One of the biggest mistakes that most investors make and not just property investors is trying to chase a quick buck.
They are not prepared to wait for natural capital appreciation to occur and want to see some quick money so they can quit their jobs or achieve whatever their goal might be. However, it’s this group of people who are likely to make the biggest financial mistakes and end up in the exact same place they are now, if not even worse off.
When it comes to property investing, we see this all the time, with investors always chasing the latest hotspot location. At the moment, investors are buying in Perth and Adelaide, after investing in Hobart before that. However, they are all assuming that what might be happening right now in those types of markets is going to continue forever.
A great example is what we’ve seen in Hobart in recent years. New data from PropTrack shows that over the past decade, Hobart was the best location to purchase property. Values doubled in price in 6.8 years, well above the average of 15 years+ for most locations.

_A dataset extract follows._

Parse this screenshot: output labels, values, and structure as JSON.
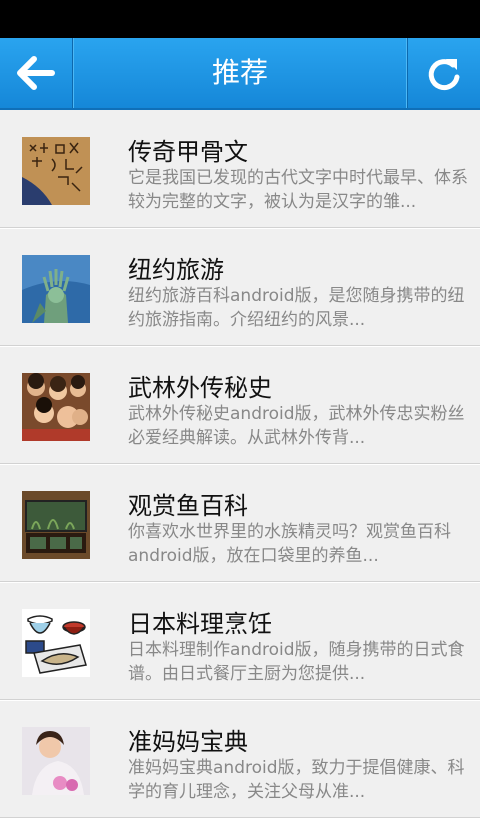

While that’s impressive in the short term, it fails to look at what happened to prices over the proceeding 20 or 30 years period. Hobart is actually well known for having these huge burst of growth for a few years and then it flatlines for decades.
It’s a similar type of pattern we see in other markets, like the resource-based city of Perth. When things are good in Perth, they’re great and people flood into the city in pursuit of high-paying mining jobs. But when the cycle turns, so does the fortunes of property investors. The same data from PropTrack showed that Perth property prices doubled in 17.8 years.
What we know about investing in property is that you need a strong level of capital growth to be able to expand your property portfolio. When you purchase an asset that does nothing for 5 or 10 years, then you’ve just put yourself decades behind. The opportunity cost of choosing a poor investment location is just so large that it really can equate to tens of millions of dollars in missed opportunity.
That’s why when I choose to invest I’m wanting to see both good long and short-term track records of growth.
While Hobart was the flavour of the month for many property investors last decade, Sydney quietly continued to see prices rise in value. In fact, house prices doubled in just 9.6 years. According to CoreLogic, over the past 30 years Sydney dwelling values have increased by 449% (5.8% per annum). When we look back at many of the blue-chip locations in Sydney such as the Eastern Suburbs, North Shore or Inner West, we can also see a track record of strong performance that dates back multiple decades that is even better.
When someone asks me whether they should be investing in a certain regional area or a different city like Perth, I always pose the question to them, “what have prices done over the past 20-30 years”?
If there has been steady growth, then sure you can look at it. If it hasn’t had that type of long-term growth, then what makes you think anything is going to change?
Don’t make the mistake of chasing short-term gains. Stick to what has proven itself over a long period of time. And ask yourself if the wealthiest investors are currently buying in locations like the outer suburbs of Perth. Or are they continuing to identify the high-quality blue-chip assets in places like Sydney?